Early that morning, they finally ran from their IS-controlled neighborhood when they heard Iraqi soldiers were in the area.

"A neighboring family I knew fled, leaving their 80-year-old grandmother behind," said Ahmed, Omar's father and a former taxi driver. "For the past three months, the only thing we have had to eat was flour and water."

Neighborhoods in west Mosul, Iraq, are devastated after the fighting, and many Iraqi-controlled areas have almost no families left. June 4, 2017. (H. Murdock/VOA)
Neighborhoods in west Mosul, Iraq, are devastated after the fighting, and many Iraqi-controlled areas have almost no families left. June 4, 2017. (H. Murdock/VOA)

Lack of food and water have driven many families out of the last few neighborhoods of Mosul still controlled by IS, despite Iraqi forces dropping leaflets that ask people to wait inside for protection against IS. Others run because they are in the line of fire, fleeing airstrikes gunfire and mortars. Families say they risked running because they thought they'd die if they stayed.

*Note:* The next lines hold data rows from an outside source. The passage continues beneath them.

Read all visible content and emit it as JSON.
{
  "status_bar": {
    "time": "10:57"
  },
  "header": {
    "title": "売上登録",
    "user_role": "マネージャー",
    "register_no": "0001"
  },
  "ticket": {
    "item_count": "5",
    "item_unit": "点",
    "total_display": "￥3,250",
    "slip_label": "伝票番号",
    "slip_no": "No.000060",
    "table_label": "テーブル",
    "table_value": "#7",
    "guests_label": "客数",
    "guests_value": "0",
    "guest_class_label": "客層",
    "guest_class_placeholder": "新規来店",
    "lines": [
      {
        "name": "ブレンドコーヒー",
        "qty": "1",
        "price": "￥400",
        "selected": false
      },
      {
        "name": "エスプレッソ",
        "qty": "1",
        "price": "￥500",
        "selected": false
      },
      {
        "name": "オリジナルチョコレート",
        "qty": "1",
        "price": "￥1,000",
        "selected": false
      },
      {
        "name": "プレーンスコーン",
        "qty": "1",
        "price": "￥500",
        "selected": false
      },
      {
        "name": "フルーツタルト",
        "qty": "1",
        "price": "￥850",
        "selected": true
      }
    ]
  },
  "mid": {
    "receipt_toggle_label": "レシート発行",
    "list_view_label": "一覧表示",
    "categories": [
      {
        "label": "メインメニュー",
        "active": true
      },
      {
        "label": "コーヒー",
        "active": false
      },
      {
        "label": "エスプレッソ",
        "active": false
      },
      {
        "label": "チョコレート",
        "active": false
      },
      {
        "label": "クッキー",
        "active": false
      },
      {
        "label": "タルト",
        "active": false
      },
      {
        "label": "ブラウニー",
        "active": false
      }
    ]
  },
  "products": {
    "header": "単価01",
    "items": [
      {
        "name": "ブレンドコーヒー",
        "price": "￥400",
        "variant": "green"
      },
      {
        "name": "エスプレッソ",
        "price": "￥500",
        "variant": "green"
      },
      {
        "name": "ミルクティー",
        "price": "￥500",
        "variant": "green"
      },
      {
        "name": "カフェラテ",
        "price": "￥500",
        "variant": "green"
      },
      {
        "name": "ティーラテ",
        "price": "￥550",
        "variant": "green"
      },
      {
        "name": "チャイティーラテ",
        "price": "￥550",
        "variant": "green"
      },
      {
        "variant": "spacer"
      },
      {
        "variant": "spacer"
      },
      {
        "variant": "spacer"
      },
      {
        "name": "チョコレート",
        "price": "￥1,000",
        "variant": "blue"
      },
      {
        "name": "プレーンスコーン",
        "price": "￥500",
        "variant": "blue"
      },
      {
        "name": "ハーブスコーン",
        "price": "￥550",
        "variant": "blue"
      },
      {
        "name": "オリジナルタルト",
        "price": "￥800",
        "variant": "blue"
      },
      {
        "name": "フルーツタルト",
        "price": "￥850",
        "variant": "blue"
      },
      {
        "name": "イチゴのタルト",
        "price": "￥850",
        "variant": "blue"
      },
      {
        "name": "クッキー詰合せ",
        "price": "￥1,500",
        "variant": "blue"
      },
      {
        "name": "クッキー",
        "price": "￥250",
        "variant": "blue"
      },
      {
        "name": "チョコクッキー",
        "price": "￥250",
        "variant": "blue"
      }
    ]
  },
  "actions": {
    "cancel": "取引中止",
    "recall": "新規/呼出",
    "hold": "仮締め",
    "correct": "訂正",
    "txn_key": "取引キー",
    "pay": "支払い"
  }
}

Among those that have stayed, hundreds have been killed by U.S.-led coalition airstrikes since the campaign began in October. Some estimates say it is actually thousands.

"Our neighbors' house was bombed," said Ahmed Mohammad, his arm tiring from holding an IV bag over his emaciated brother, who lies semi-conscious on the pavement, just a half-hour after the brothers fled. "Everyone was screaming and running."